La SIG et la Coupe de France, une belle histoire (2)

Avant sa troisième finale, dimanche contre Le Portel, nous nous plongeons dans l’histoire de la SIG en Coupe de France. Après l’époque ancienne (voir par ailleurs), place à l’ère professionnelle, aux finales de 1994 et 1999, les deux fois en ProB, et aux demi-finales 2005, 2007 et 2009. Avec les témoignages de certains de ceux qui les ont vécues.

Au début des années 90, la SIG, qui tutoyait les premières places en Nationale 2 mais restait limitée par le cadre exigu de la salle de la rue de la Poste, à Graffenstaden, se rapproche de Strasbourg grâce au changement de municipalité.

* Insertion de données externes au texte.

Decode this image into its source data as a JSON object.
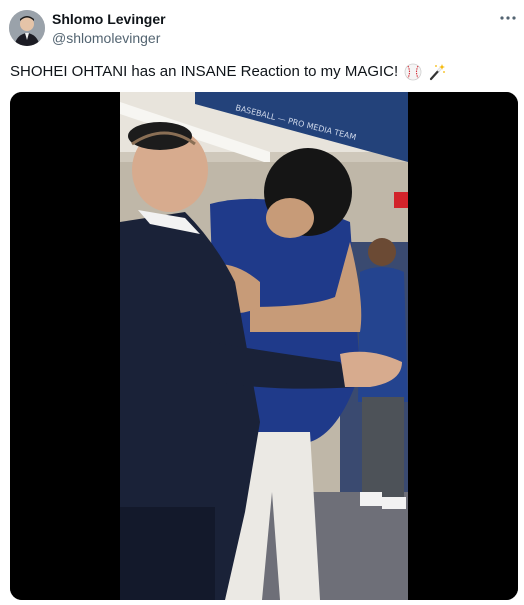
{
  "author": {
    "display_name": "Shlomo Levinger",
    "handle": "@shlomolevinger"
  },
  "menu": {
    "more_icon": "more-horizontal-icon"
  },
  "tweet": {
    "text": "SHOHEI OHTANI has an INSANE Reaction to my MAGIC!",
    "emojis": [
      "baseball-emoji",
      "magic-wand-emoji"
    ]
  },
  "media": {
    "kind": "video",
    "background_text": "BASEBALL — PRO MEDIA TEAM",
    "colors": {
      "dodger_blue": "#1f3a8a",
      "suit": "#1a2238",
      "wall": "#d9d2c4"
    }
  }
}
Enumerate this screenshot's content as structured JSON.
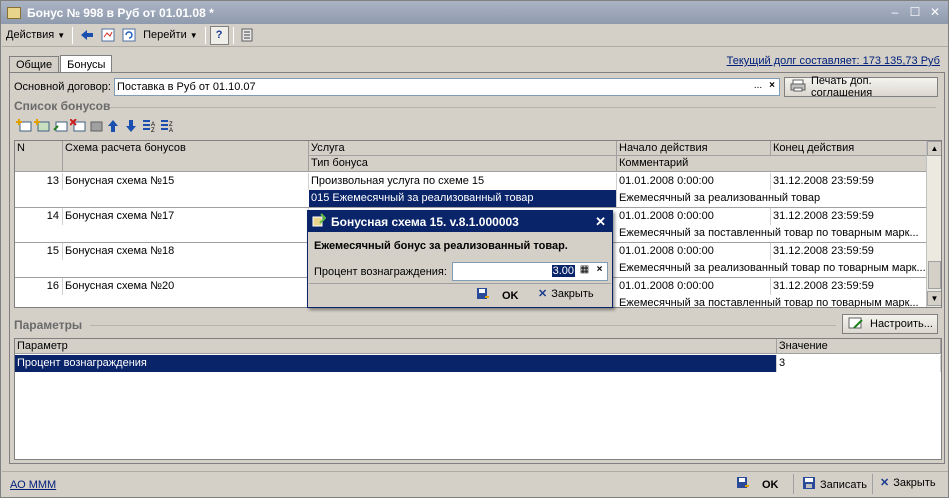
{
  "window": {
    "title": "Бонус № 998 в Руб от 01.01.08 *"
  },
  "menu": {
    "actions_label": "Действия",
    "goto_label": "Перейти",
    "help_label": "?"
  },
  "tabs": [
    {
      "label": "Общие"
    },
    {
      "label": "Бонусы"
    }
  ],
  "debt_link": "Текущий долг составляет: 173 135,73 Руб",
  "contract": {
    "label": "Основной договор:",
    "value": "Поставка в Руб от 01.10.07",
    "select_btn": "...",
    "clear_btn": "×",
    "print_label": "Печать доп. соглашения"
  },
  "bonus_list": {
    "title": "Список бонусов",
    "columns": {
      "n": "N",
      "scheme": "Схема расчета бонусов",
      "service": "Услуга",
      "type": "Тип бонуса",
      "start": "Начало действия",
      "comment": "Комментарий",
      "end": "Конец действия"
    },
    "rows": [
      {
        "n": "13",
        "scheme": "Бонусная схема №15",
        "service": "Произвольная услуга по схеме 15",
        "type": "015 Ежемесячный за реализованный товар",
        "start": "01.01.2008 0:00:00",
        "end": "31.12.2008 23:59:59",
        "comment": "Ежемесячный за реализованный товар"
      },
      {
        "n": "14",
        "scheme": "Бонусная схема №17",
        "service": "",
        "type": "",
        "start": "01.01.2008 0:00:00",
        "end": "31.12.2008 23:59:59",
        "comment": "Ежемесячный за поставленный товар по товарным марк..."
      },
      {
        "n": "15",
        "scheme": "Бонусная схема №18",
        "service": "",
        "type": "",
        "start": "01.01.2008 0:00:00",
        "end": "31.12.2008 23:59:59",
        "comment": "Ежемесячный за реализованный товар по товарным марк..."
      },
      {
        "n": "16",
        "scheme": "Бонусная схема №20",
        "service": "",
        "type": "",
        "start": "01.01.2008 0:00:00",
        "end": "31.12.2008 23:59:59",
        "comment": "Ежемесячный за поставленный товар по товарным марк..."
      }
    ]
  },
  "params": {
    "title": "Параметры",
    "configure_label": "Настроить...",
    "columns": {
      "param": "Параметр",
      "value": "Значение"
    },
    "rows": [
      {
        "param": "Процент вознаграждения",
        "value": "3"
      }
    ]
  },
  "dialog": {
    "title": "Бонусная схема 15. v.8.1.000003",
    "heading": "Ежемесячный бонус за реализованный товар.",
    "field_label": "Процент вознаграждения:",
    "field_value": "3.00",
    "ok_label": "OK",
    "close_label": "Закрыть"
  },
  "footer": {
    "org_link": "АО МММ",
    "ok_label": "OK",
    "save_label": "Записать",
    "close_label": "Закрыть"
  }
}
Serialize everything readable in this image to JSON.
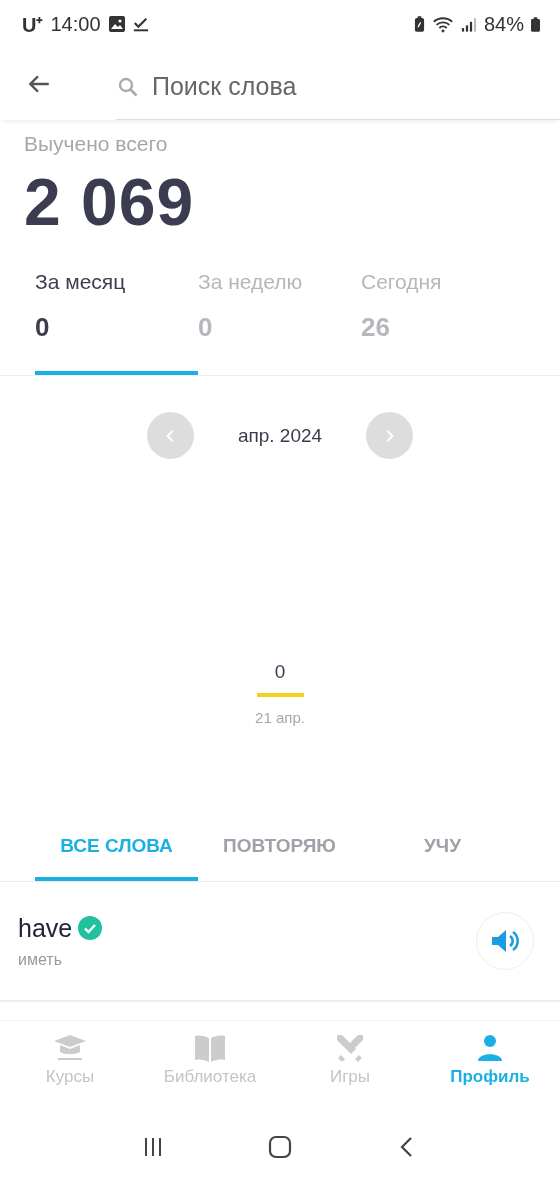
{
  "status_bar": {
    "carrier": "U⁺",
    "time": "14:00",
    "battery": "84%"
  },
  "search": {
    "placeholder": "Поиск слова"
  },
  "total": {
    "label": "Выучено всего",
    "value": "2 069"
  },
  "period_tabs": [
    {
      "label": "За месяц",
      "value": "0",
      "selected": true
    },
    {
      "label": "За неделю",
      "value": "0",
      "selected": false
    },
    {
      "label": "Сегодня",
      "value": "26",
      "selected": false
    }
  ],
  "month_nav": {
    "label": "апр. 2024"
  },
  "day_bar": {
    "value": "0",
    "date": "21 апр."
  },
  "word_tabs": [
    {
      "label": "ВСЕ СЛОВА",
      "selected": true
    },
    {
      "label": "ПОВТОРЯЮ",
      "selected": false
    },
    {
      "label": "УЧУ",
      "selected": false
    }
  ],
  "words": [
    {
      "word": "have",
      "translation": "иметь",
      "learned": true
    }
  ],
  "bottom_nav": [
    {
      "label": "Курсы",
      "kind": "courses",
      "selected": false
    },
    {
      "label": "Библиотека",
      "kind": "library",
      "selected": false
    },
    {
      "label": "Игры",
      "kind": "games",
      "selected": false
    },
    {
      "label": "Профиль",
      "kind": "profile",
      "selected": true
    }
  ]
}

Parallèlement, elle décroche sa place en Nationale 1b, la ProB de l’époque, et intègre le hall du Tivoli. Rapidement, sous la houlette de Patrick Lazare, qui l’a amenée à ce niveau, puis de Christian Monschau, avec des jeunes prometteurs – Bruno Hamm, Olivier Weissler, Laurent Bernard ou Mathieu Sturm –, encadrés par des anciens – Jim Deines ou Patrick Haquet – et de jeunes Américains de talent (Cedric Ball et Mark Stevenson), la SIG trouve sa place. Et fait une campagne de Coupe de France exceptionnelle en 1994.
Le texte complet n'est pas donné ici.